Depuis lors, il purge sa peine. En novembre 2021, la CPI
a décidé de sa libération anticipée le 18 septembre prochain après lui avoir
accordé une réduction de peine de deux ans. Cette clémence de la juridiction
internationale a été motivée, entre autres, par le fait que la défense a plaidé
coupable, exprimé son regret et demandé
pardon publiquement au cours du procès. S’y ajoute la bonne conduite de l’accusé
en détention.
Ainsi, le 17 août 2017, la CPI a rendu une ordonnance de réparation
après avoir reconnu que le crime commis par Al Mahdi a causé, au-delà du préjudice
moral à la population malienne et à la communauté internationale, un préjudice économique
et moral à la communauté de Tombouctou. Mais aussi un préjudice économique et
moral aux descendants des saints enterrés dans les mausolées, aux maçons et aux
gardiens.
La Cour a fixé la responsabilité de Al Mahdi à 2,7 millions
d’euro (environ 1,7 milliard Fcfa ) en faveur des victimes de son crime et a
accordé des réparations individuelles et collectives. Cette somme prend en
compte également la réhabilitation des bâtiments protégés.
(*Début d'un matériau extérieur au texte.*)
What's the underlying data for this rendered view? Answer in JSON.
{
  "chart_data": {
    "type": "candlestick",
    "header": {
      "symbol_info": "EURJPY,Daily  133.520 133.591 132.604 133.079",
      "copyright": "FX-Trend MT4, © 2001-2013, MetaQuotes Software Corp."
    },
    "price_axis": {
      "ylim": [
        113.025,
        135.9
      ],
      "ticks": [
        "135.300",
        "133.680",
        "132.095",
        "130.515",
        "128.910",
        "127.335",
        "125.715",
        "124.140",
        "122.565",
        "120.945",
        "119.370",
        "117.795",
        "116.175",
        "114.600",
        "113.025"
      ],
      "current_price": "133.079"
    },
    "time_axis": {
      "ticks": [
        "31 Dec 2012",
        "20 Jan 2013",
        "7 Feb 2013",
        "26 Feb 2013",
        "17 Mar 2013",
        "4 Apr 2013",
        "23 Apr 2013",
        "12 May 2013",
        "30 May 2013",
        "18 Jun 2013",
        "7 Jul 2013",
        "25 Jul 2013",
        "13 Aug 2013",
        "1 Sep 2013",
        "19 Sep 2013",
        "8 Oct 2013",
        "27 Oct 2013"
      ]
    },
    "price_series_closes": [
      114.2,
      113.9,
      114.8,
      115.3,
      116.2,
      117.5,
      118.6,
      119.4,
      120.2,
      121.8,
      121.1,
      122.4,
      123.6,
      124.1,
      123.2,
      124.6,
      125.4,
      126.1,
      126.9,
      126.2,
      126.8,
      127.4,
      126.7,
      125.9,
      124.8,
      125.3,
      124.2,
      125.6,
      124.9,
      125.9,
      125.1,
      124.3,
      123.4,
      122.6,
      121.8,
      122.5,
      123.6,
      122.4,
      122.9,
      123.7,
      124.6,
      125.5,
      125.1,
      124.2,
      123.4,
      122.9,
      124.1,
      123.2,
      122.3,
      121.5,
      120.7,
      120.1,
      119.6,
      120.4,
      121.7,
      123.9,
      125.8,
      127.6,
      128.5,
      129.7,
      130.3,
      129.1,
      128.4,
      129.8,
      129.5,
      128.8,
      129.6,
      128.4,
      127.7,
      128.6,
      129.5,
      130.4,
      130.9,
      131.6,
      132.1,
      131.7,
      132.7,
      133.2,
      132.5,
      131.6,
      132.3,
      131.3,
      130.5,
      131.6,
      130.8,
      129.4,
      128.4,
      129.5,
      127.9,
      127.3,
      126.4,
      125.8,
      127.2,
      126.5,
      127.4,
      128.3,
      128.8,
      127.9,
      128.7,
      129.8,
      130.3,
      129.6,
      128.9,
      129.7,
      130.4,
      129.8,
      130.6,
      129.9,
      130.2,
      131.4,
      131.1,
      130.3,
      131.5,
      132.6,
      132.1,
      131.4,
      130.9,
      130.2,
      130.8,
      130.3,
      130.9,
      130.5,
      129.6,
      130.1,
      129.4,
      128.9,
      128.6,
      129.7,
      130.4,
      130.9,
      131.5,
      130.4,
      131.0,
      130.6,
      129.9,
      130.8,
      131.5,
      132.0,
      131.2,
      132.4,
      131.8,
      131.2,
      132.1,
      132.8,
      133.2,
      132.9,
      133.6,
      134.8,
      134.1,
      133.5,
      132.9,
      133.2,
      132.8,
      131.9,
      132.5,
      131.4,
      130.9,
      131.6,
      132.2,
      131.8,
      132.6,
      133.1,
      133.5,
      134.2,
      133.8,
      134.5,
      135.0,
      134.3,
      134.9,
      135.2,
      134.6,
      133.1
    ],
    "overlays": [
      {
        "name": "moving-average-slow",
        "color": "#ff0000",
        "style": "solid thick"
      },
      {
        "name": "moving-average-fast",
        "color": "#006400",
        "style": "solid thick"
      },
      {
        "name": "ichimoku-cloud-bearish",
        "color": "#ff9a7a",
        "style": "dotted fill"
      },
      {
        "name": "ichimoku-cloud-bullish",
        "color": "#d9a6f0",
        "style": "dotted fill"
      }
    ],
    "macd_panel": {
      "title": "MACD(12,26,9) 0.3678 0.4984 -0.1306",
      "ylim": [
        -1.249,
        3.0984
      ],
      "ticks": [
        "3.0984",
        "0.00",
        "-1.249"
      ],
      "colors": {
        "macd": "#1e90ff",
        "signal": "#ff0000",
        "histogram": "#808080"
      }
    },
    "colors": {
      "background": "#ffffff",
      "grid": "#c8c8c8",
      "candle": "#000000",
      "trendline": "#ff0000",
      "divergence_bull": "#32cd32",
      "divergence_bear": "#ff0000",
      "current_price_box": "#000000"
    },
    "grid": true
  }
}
Après avoir constaté l’insolvabilité du coupable, la Chambre
de première instance de la CPI a ordonné au Fonds au profit des victimes, de
proposer un plan de mise en œuvre des réparations, conformément à l’ordonnance
de réparation de la juridiction internationale.
Cette ordonnance prévoit
l’organisation d’une cérémonie solennelle pour procéder à la remise de l’euro
symbolique à l’État du Mali et à l’Unesco (pour la réparation des préjudices
subis respectivement par la population malienne et la communauté
internationale), déjà tenue le 30 mars 2021 à Bamako.
À cela s’ajoute la mise
en œuvre de sept mesures de réparations collectives destinées à la communauté
de Tombouctou, organisées en trois dispositifs : un dispositif de restauration
du patrimoine culturel, un dispositif de commémoration pour répondre au préjudice
moral causé à la communauté de Tombouctou. Mais aussi un dispositif de résilience
économique pour répondre au préjudice économique causé à la communauté de
Tombouctou. Sans oublier l’indemnisation des victimes ayant un lien exclusif
avec les bâtiments (descendants des saints, maçons et gardiens).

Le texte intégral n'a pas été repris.